WebNovels

Chapter 1 - Wei Liang

The first thing Wei Liang noticed about dying was how undignified it was.

Not the pain — though the pain was there, a hot and distant thing spreading from the gash across his ribs — but the way his knees had hit the mud before he'd even registered falling. The way his hands were splayed in the dirt like he was searching for something he'd dropped. The way the other disciples had formed a loose circle around him, not to help, but to watch. A few of them looked bored. One was picking at his fingernails.

"Pathetic," said the young man standing over him.

Zhao Renyi. Inner disciple. Third level of Qi Condensation, which in the Pale Mist Sect's brutally efficient social order placed him roughly two full tiers above garbage. He had the kind of handsome face that people in this world were born with as a consolation prize for having no personality, and he held his sword loosely, point still dripping.

Wei Liang looked up at him through strands of dark hair and thought: I know you. You're chapter three. You beat the original Wei Liang to death in the latrine yard over a misunderstanding about a senior sister's handkerchief, and six months from now you'll lose three fingers to Shen Ruoyue when she's in a bad mood. You'll become a recurring minor villain for about forty chapters before the author forgets you exist.

Zhao Renyi kicked him in the chest.

The world spun. Wei Liang's cheek found the mud and he lay there, listening to the wet sound of his own breathing and the distant sounds of the sect going about its business — bells from the scripture hall, a hammer from the forge, a woman laughing somewhere far away. Normal sounds. Life sounds. The kind of sounds that continued whether you were in them or not.

He had approximately thirty seconds before Zhao Renyi hit an artery.

He knew this because he'd read it. Three weeks ago, sitting in his apartment in Chengdu with a delivery container of mapo tofu and nothing on television, he had finished volume one of "Ten Thousand Swords Submit," a web novel with four thousand chapters, a passionate fanbase, and prose that could charitably be described as functional. The original Wei Liang appeared in chapter three as a minor obstacle for the male protagonist, was killed in chapter four, and was never mentioned again. Not even in the footnotes.

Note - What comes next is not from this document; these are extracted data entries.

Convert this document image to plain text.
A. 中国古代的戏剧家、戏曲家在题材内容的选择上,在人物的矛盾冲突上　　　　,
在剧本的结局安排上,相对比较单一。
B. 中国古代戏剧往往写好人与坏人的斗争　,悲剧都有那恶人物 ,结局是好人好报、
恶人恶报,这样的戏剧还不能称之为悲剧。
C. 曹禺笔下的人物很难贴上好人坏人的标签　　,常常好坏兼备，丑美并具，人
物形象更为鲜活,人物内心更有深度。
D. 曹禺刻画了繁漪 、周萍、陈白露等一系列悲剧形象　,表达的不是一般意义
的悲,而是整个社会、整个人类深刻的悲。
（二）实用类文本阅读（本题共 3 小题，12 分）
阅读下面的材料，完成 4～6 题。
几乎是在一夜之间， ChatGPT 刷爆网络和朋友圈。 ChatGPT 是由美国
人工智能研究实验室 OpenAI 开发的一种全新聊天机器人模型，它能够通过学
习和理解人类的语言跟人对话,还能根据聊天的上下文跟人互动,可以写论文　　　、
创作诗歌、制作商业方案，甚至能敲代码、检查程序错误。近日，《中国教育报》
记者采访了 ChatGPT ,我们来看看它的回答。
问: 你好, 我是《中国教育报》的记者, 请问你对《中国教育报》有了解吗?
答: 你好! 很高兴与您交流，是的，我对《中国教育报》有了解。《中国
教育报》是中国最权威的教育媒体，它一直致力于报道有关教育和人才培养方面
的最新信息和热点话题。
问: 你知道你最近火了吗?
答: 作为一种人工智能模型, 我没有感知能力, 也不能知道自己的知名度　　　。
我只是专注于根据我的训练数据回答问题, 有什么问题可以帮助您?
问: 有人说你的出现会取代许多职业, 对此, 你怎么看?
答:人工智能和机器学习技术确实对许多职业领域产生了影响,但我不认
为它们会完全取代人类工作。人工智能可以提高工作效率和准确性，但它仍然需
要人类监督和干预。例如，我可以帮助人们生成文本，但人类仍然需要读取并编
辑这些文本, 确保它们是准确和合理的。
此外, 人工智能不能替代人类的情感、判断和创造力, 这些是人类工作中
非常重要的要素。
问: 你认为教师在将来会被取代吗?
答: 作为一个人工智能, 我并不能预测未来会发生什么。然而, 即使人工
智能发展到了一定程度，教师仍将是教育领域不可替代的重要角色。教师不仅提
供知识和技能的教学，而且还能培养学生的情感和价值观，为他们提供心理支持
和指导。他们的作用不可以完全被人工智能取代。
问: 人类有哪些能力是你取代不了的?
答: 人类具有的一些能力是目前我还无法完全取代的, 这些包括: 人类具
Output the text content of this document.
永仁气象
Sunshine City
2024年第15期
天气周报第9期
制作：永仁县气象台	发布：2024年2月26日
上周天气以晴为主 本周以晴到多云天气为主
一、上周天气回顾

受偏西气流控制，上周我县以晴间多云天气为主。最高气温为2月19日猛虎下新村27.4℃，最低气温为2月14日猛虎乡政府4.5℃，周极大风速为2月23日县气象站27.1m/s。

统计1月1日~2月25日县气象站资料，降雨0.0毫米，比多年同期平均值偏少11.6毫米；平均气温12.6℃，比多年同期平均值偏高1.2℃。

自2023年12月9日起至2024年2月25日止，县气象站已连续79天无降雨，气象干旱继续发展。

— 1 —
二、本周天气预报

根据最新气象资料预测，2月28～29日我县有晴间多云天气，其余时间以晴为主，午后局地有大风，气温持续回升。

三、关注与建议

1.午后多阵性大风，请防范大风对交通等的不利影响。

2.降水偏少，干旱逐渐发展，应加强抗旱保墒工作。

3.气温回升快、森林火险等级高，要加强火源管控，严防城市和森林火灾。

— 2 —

That had been three weeks ago. In objective time. In Wei Liang's experienced time, it had been six minutes, because he'd gone to sleep that night and woken up here, in this body, in this mud, under this sword.

The universe had a sense of humor. He'd always suspected.

"Get up," Zhao Renyi said. "I want you to get up so I can knock you down again."

Wei Liang did not get up. He pressed one hand into the mud and turned his head sideways, and he thought very carefully about what he was going to do next. He had maybe three weeks before the plot's main artery started pumping — before Shen Ruoyue arrived at the sect, before the secret realm opened, before every major event in the story began cascading toward its foreordained conclusion. Three weeks of buffer time in which he was just a nobody outer disciple bleeding in a yard.

He needed to not be dead for any of that to matter.

"Senior Brother Zhao." He made his voice small. Smaller than it wanted to be. In his previous life he'd argued contracts in front of corporate boards; he'd learned exactly how much a man's voice could become a tool, and right now the tool needed to be a nail, not a hammer. "I apologize. I think there has been a misunderstanding."

"There's no misunderstanding." Zhao Renyi crouched down, bringing his face close. He smelled like sect-issue spirit incense and entitlement. "You looked at Senior Sister Mei. You looked directly at her. Twice."

"I was watching a bird," Wei Liang said.

Silence.

"...A bird."

"It was an unusual bird. Brown with white markings. I believe it was a Mountain Thrush. They don't usually come down this far in the valley." He paused. "I apologize for failing to explain this at the time. I was startled."

Zhao Renyi stared at him. The disciples in the circle were exchanging glances. Someone snorted.

It was, Wei Liang knew, a deeply stupid defense. But it was also so specifically stupid, so oddly detailed, that it was very difficult to build anger around. Anger needed clean shapes. It needed contempt or defiance or something it could push against. The Mountain Thrush had no shape for anger to grab.

Zhao Renyi stood. He sheathed his sword. He looked down at Wei Liang for a long moment with the particular expression of a man who has encountered something beneath his ability to properly categorize.

"Stay out of my sight," he said, and walked away. The circle dissolved. The disciples went back to their lives. Nobody helped Wei Liang up.

He lay in the mud for another few seconds, staring at the gray afternoon sky, and then he got up.